Well, records like that, bands with big catalogs--you get so tired of the same stuff--I always like when there is a black hole record like that, you can go back and listen to it, and St. Anger will always be that kind of record for me.  Just this quirky, eccentric album, and frankly I like it better than Load and Reload.  They just annoy me!  Calling it “Another Perfect Day…” that is interesting.  The cliché on that record is that there is his bizarre guitarist playing clean lines over buzzing bass and vocals and bulldozer drums….

Ya, I guess what I meant is that it was a departure.  Years later sometimes people say the departure is brilliant.  St. Anger might be that way.  Actually, the guitar sounds are great.  Really dynamic.  It sounds angry.  The last album is more a thrash album, but it’s too compressed.

But there are a lot of criticisms that stick to St. Anger.  The weird little stopping and starting and nu metal things.  The twangy things, and some really forced poetry out of James.  

I agree, but he was falling apart, which is interesting.

Well, they always had this problem too of so many riffs.  As much as I love “Death Magnetic,” I would like them to come back and make them three minute and fifty second songs and that’s it. Forget all this.

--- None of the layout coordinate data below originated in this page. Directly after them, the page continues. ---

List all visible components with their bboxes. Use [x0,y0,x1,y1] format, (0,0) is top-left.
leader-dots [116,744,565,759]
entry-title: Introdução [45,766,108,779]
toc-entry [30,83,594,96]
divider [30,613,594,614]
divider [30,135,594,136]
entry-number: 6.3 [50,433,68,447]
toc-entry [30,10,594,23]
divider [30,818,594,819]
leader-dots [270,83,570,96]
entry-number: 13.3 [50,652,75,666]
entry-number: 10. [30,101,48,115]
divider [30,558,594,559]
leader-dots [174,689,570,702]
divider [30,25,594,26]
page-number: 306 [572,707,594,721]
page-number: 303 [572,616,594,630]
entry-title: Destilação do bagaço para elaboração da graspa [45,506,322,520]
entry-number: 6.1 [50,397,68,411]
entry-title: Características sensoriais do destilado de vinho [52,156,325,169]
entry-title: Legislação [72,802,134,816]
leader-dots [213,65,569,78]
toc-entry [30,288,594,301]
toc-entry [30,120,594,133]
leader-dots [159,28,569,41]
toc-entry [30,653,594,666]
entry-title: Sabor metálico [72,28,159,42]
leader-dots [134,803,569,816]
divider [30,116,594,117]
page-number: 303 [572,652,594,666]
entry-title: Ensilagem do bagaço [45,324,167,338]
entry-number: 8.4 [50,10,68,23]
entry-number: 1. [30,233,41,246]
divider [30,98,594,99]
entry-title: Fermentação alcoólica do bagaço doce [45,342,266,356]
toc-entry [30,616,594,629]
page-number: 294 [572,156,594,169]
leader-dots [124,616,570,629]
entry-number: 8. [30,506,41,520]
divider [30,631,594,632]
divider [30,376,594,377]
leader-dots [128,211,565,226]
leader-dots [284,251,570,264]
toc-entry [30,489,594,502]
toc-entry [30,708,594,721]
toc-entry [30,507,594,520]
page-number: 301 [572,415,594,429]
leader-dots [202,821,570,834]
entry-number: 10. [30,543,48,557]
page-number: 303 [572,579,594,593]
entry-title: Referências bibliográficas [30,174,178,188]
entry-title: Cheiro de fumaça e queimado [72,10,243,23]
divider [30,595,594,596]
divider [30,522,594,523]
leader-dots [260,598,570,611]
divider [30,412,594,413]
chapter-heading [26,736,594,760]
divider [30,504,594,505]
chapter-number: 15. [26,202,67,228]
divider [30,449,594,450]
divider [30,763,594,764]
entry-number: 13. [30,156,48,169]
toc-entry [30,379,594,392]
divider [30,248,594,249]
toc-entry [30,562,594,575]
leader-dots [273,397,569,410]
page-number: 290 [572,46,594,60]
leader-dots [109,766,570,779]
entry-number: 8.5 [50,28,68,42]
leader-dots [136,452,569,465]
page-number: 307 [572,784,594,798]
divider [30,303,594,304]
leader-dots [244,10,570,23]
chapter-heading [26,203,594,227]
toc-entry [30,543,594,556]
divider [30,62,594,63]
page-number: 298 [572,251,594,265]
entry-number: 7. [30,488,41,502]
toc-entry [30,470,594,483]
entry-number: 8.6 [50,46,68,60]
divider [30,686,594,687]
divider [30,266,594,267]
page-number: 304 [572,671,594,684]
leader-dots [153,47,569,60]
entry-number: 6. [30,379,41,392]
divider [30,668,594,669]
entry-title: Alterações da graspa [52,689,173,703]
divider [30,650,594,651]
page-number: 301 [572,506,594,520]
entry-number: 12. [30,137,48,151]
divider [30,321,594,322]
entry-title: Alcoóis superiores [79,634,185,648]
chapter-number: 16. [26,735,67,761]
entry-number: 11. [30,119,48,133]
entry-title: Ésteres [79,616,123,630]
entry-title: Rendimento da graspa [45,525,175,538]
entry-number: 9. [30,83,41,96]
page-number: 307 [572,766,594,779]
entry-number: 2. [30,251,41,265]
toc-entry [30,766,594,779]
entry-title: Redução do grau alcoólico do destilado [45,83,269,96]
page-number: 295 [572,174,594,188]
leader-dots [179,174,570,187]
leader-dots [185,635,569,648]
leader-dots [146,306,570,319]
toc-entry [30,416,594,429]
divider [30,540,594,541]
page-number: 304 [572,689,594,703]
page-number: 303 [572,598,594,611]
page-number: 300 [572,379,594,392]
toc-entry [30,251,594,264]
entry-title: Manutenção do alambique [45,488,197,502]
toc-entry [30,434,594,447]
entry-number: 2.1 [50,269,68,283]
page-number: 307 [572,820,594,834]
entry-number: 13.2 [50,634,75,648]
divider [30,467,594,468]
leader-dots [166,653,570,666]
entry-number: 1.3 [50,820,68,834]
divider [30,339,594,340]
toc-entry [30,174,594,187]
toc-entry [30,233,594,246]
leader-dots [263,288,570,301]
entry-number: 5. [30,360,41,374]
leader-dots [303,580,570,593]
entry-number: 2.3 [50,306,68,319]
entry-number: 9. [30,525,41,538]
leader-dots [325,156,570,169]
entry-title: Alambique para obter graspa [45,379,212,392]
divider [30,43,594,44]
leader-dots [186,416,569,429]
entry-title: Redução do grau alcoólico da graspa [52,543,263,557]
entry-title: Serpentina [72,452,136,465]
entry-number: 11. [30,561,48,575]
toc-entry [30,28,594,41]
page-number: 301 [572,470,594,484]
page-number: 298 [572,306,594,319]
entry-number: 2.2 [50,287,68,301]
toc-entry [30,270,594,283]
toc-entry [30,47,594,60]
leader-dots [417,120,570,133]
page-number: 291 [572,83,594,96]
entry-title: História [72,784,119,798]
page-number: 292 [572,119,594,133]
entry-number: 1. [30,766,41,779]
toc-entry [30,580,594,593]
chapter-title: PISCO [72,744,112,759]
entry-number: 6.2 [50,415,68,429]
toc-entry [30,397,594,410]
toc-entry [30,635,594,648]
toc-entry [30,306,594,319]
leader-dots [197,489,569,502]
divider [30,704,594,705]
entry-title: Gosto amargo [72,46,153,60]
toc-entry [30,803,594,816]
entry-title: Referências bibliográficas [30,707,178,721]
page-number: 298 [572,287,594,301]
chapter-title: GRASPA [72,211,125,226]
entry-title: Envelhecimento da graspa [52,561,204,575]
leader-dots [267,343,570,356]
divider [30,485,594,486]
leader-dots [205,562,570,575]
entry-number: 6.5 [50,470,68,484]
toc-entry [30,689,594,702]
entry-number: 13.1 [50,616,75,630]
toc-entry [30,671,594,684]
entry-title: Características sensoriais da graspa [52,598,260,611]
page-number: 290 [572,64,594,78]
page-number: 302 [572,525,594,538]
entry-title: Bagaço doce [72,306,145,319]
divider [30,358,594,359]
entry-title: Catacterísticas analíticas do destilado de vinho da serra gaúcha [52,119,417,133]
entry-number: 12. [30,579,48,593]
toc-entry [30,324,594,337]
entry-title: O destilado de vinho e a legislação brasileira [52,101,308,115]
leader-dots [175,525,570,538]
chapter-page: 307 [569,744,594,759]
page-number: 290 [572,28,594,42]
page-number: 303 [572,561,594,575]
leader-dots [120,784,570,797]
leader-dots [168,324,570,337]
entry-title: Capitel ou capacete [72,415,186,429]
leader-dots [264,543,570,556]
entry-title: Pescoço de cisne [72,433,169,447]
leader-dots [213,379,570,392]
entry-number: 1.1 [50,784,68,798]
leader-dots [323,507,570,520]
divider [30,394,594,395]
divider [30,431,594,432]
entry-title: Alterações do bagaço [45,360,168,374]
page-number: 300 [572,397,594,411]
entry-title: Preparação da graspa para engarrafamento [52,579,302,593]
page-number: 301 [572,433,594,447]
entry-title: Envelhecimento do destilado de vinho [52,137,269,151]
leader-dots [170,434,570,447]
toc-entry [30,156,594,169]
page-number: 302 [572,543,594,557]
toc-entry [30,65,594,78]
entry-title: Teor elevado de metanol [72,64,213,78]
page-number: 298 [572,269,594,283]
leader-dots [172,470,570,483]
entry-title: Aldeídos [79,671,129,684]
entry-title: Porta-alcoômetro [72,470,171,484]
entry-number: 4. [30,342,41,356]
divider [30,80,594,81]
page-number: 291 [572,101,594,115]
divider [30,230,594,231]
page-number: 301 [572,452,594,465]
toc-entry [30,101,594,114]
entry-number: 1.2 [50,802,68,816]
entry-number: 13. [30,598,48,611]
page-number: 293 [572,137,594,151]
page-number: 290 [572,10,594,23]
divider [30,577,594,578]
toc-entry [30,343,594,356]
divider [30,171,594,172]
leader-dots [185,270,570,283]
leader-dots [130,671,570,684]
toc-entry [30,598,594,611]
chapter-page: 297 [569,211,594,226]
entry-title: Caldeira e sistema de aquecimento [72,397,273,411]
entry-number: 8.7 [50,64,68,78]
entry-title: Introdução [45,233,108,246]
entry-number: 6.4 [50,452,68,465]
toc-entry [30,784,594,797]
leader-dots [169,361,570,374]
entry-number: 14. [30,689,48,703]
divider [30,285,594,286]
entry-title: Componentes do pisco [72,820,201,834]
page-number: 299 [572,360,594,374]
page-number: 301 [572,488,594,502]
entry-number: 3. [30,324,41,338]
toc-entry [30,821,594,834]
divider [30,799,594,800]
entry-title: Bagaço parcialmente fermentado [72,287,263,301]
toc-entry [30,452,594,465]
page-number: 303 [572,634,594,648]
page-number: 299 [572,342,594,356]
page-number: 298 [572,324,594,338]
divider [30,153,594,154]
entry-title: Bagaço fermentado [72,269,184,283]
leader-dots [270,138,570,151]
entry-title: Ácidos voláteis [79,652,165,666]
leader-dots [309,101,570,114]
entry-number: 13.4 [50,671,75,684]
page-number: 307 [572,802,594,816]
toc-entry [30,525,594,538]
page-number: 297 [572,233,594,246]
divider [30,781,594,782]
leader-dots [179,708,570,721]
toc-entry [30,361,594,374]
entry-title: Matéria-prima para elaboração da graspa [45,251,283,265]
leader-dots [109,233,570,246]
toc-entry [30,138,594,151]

There is no reason for six intros before the vocals start.

Ya, I saw them in Indio and they played some of the “deep cuts” off that album and it was almost like a prog rock show at times.  

But a really cool thing about that album is that the riffs are so creative, catchy and heavy.  Nobody talks about that.  But there are just way too many.  

Well, I’ll let you go.

Thanks, I appreciate the interest.  I feel like a hermit, I’ve lost the urge to be competitive.  I feel like I just want to grow my little audience a little bit bigger.  

I remember reading every metal book… when your first mass review book came out, it was like a voice in the wilderness.  I like Chuck Eddy a lot, but it was ironic.  

My writing was so bad then.  When I did the top 500 metal albums and best singles… I think those are some of my best writing.

But it’s the thought…take Schenker.  Everyone knows the first two records, but you were saying “Assault Attack” was the best, and that’s absolutely right.  Or UFO, the party line has always been Schenker, but you said “No Place to Run” and “Wild Willing and Innocent” were great, and they were, to have someone say that, it’s like art, it’s a good moment.  You’ve drawn out a thread that a lot of people don’t pay attention to.

Cool, I guess the overarching thing is to make people appreciate what they’ve bought.  Speaking of Schenker, given his problems, it’s amazing how good and how often he is putting out these full length records that are so cool.  His songwriting in his catalog is probably better than UFO.  He’s done a great job.

I’m glad you are tackling Thin Lizzy.  I hope you do Motorhead.

I hear somebody else is doing a Motorhead book right now.  As soon as I hear someone else is doing a book, I lose interest.

But your approach focuses on the music, song-by-song.  

Ya, these old Thin Lizzy books were so good, they had amazing access and personal anecdotes, but I’m amazed you get to the album, and it’s two pages and it’s over.  I’d rather have 80% be about the album.

I totally agree.  We listen to these guys for the music, not for their personal lives.  Ok, I’ll let you go.

Thanks for having me.  This has been fun.